One of the ways I'm taking a stand is in my own little town in the gorge.  I have sat back for a couple years and watched a negative, radical, extremist run roughshod over the city council, alienating nearly every group in the town.  This past month it became clear that he is the only candidate running for mayor.  Several people asked me to run and I in turn made calls to others pushing them to run.  In the end, no one wanted to take him on.  Suddenly it all came clear to me one morning.  I'm doing the same thing I complain about…  passing the buck.  What's wrong with me running?  So I have announced my candidacy for Mayor of Mosier and now you're about to see it on the evening news!  The opponent is going door to door telling people of my deviant lifestyle, my devil worship and my fortunetelling with crystal balls and those evil Tarot cards.  I do this with some very real fear of this homophobic loose cannon who may have access to a gun, but I'd rather be a martyr than just a corpse any day.  And I have to say, I feel an inner sense of pride and control knowing I'm doing something…  taking some action…  toward taking control and taking responsibility for my life and my community.

This little race has the potential for being big news for the media, so check your local listings!

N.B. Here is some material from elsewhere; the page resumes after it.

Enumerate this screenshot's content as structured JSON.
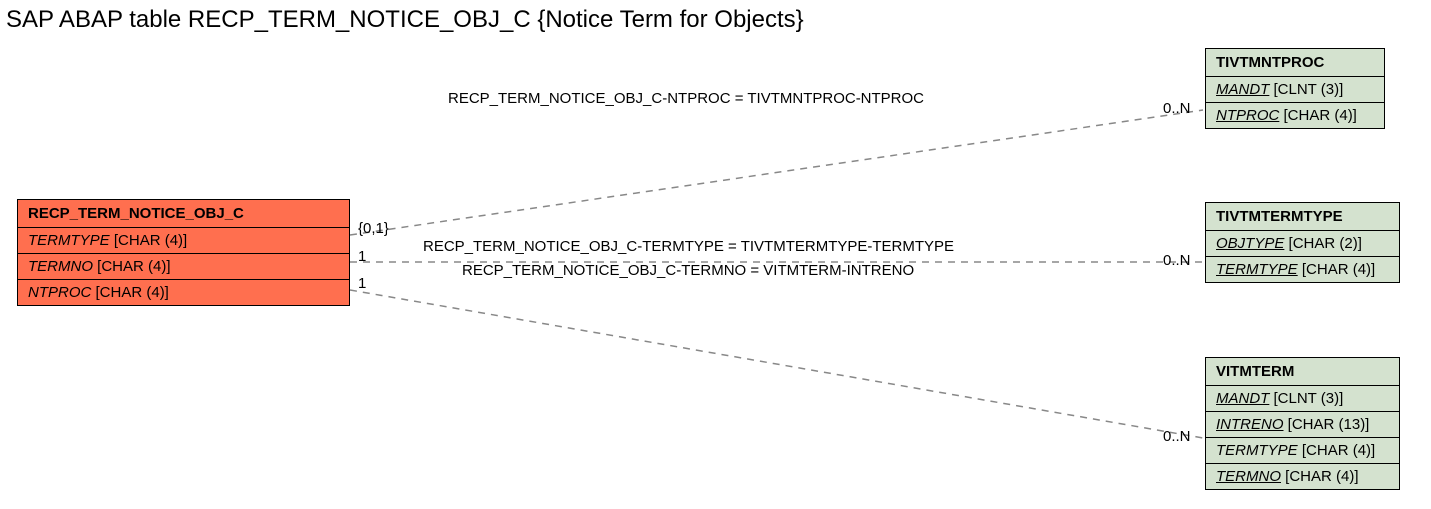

So what's the point to this diatribe?  I think I'm trying to remind myself as much as readers to take action.  That's the essence of coaching…  define needs and goals and strike out toward them.  I only feel angry when I feel overwhelmed by an issue or situation.  But even with cosmic lies, human conmen, crazy citizens, I do have choices in how I respond to them and what I do to change them.  I may not win or effect the change, but my anger dissipates by just taking some action.  I would encourage you to 'pay attention' in your life and see what ruffles your feathers and then decide what you can do about it.

Go ahead and get mad and don't take it anymore.